Once a proposed mark clears a knockout search, it is best practice in the industry to order a search report from a reputable trademark search company. Although not required by law, a trademark report reduces the risk of future trademark infringement disputes and provides a path to reduced liability for the trademark adopter, should such a dispute arise. Most, if not all, trademark search reports rely on computer generated search algorithms, which search character strings and search terms related to the proposed trademark. These reports will provide search results not only for the PTO database, but also will generally search state and common law sources, such as incorporation directories, business directories, the Internet and the Yellow Pages, as well.
A major difference, then, between a knockout search and a trademark search report, is that the report searches for trademark use by third parties who may have common law trademark rights, but who do not have a trademark registration with the PTO. These are people and companies who acquired rights to their trademarks through use in commerce, but who, for whatever reason, never registered their marks. Although common law trademark rights differ from registered trademark rights in a number of important respects, a common law trademark holder, nonetheless, owns enforceable trademark rights. A common law trademark holder will generally have priority over a later adopter of the same or similar mark for the same or similar goods or services – even if the later adopter is granted a registration by the PTO. Because common law rights are accrued through use in commerce, common law trademark rights are generally limited to the geographic areas in which the marks are used.
Although a trademark search report can cost anywhere from $200 to $600 or more depending on the type of search, it is generally advisable to have your trademark attorney order such a report. In some cases, such as where a mark has been in use over a period of many years without incident, or where budgetary considerations take precedence, it may not always be necessary or feasible to order a search report, although it is always advisable to perform a basic knockout search.
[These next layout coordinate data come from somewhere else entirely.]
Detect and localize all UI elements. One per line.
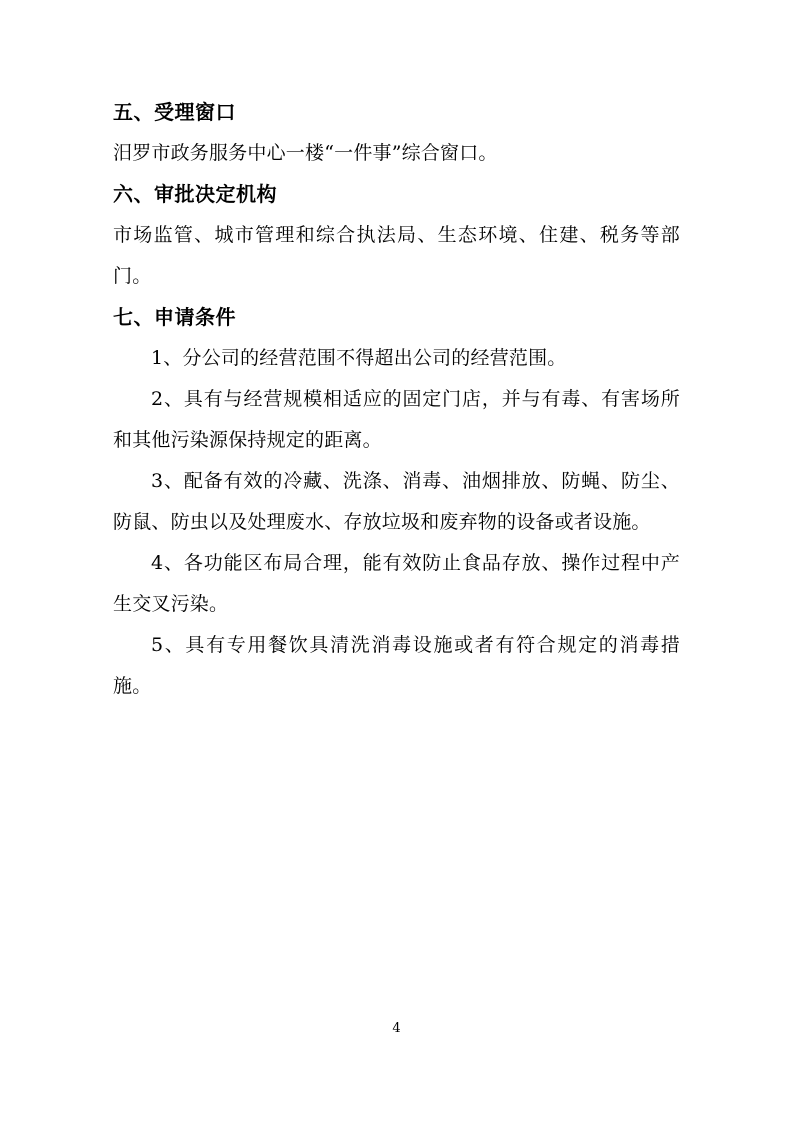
page-number: 4 xyxy=(392,1021,401,1036)
section-6-paragraph: 市场监管、城市管理和综合执法局、生态环境、住建、税务等部门。 xyxy=(113,224,680,287)
section-heading-6: 六、审批决定机构 xyxy=(113,182,277,206)
section-heading-7: 七、申请条件 xyxy=(113,305,236,329)
condition-item-1: 1、分公司的经营范围不得超出公司的经营范围。 xyxy=(151,347,567,369)
section-5-paragraph: 汨罗市政务服务中心一楼“一件事”综合窗口。 xyxy=(113,142,498,164)
section-heading-5: 五、受理窗口 xyxy=(113,100,236,124)
condition-item-3: 3、配备有效的冷藏、洗涤、消毒、油烟排放、防蝇、防尘、防鼠、防虫以及处理废水、存放垃圾和废弃物的设备或者设施。 xyxy=(113,470,680,533)
condition-item-2: 2、具有与经营规模相适应的固定门店，并与有毒、有害场所和其他污染源保持规定的距离。 xyxy=(113,388,680,451)
condition-item-4: 4、各功能区布局合理，能有效防止食品存放、操作过程中产生交叉污染。 xyxy=(113,552,680,615)
condition-item-5: 5、具有专用餐饮具清洗消毒设施或者有符合规定的消毒措施。 xyxy=(113,634,680,697)
document-body xyxy=(113,92,680,707)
For most businesses, however, ordering a search report is an important part of the trademark clearance process. As further stated in the section on trademark clearance, the search report provides the basis for a clearance letter. Good faith reliance on a properly drafted clearance letter from a trademark attorney reduces the risk that a court will find a party to be a willful infringer, and, in certain jurisdictions, may preclude a plaintiff from receiving disgorgement of profits.